Mit diesem Track nimmst du allen Kritikern, die sagen, mit Musik allein löst man auch keine Probleme, den Wind aus den Segeln. Gibt es etwas, für das du dich besonders engagierst?'
Die Sache, zu der ich eine emotionale Bindung habe, ist vor allem die Natur. Ich bin von Natur umgeben aufgewachsen und habe Wälder und Wiesen immer als meinen Zufluchtsort angesehen, daher erachte ich sie als besonders schützenswert. Es macht mich enorm wütend, wenn ich durch einen Wald laufe und sich rechts und links von mir der Plastikmüll stapelt. Das ist mein persönliches Thema und wenn jeder so ein persönliches Thema hätte, dann wären wir ja schon mal einen Schritt weiter.
Musikalische Kinder
Du rechnest auf deinem Album "Musik ist keine Lösung" so ziemlich mit allen aktuellen Krisen- und Problemthemen ab. Hast du selbst ein Lieblingslied auf der Platte?
Ich mag eigentlich alle meine Kinder gleichermaßen.
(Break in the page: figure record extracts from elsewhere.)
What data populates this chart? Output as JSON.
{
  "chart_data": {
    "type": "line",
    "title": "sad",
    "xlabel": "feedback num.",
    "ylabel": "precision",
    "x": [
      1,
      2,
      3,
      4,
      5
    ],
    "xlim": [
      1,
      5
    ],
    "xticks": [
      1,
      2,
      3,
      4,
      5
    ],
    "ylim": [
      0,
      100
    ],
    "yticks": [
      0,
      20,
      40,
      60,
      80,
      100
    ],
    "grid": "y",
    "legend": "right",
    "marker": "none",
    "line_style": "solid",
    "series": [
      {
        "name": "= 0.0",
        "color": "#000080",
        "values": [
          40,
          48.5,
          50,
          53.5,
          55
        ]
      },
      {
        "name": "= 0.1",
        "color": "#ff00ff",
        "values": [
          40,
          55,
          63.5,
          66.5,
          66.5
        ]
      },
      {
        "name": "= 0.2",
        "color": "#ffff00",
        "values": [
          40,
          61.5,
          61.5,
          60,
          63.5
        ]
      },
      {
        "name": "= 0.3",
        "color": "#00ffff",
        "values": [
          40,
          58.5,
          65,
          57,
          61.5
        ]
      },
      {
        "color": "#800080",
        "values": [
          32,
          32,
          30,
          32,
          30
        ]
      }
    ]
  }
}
Ich will keins bevorzugen, denn sonst könnte Eifersucht unter den Liedern entstehen. – Vor allem in dieser Phase ist das wirklich schwer zu sagen. Ich habe das Album jetzt erstmal weggelegt und werde es auch ein paar Monate nicht mehr hören, weil man während des Schaffensprozesses irgendwann betriebsblind für die eigenen Sachen wird. Im Moment sind mir daher eher die Lieder näher, die ich zum Schluss aufgenommen habe, weil ich die noch nicht so tot gehört habe. Von diesen Songs ist mein aktueller Favorit gerade "Teamgeist".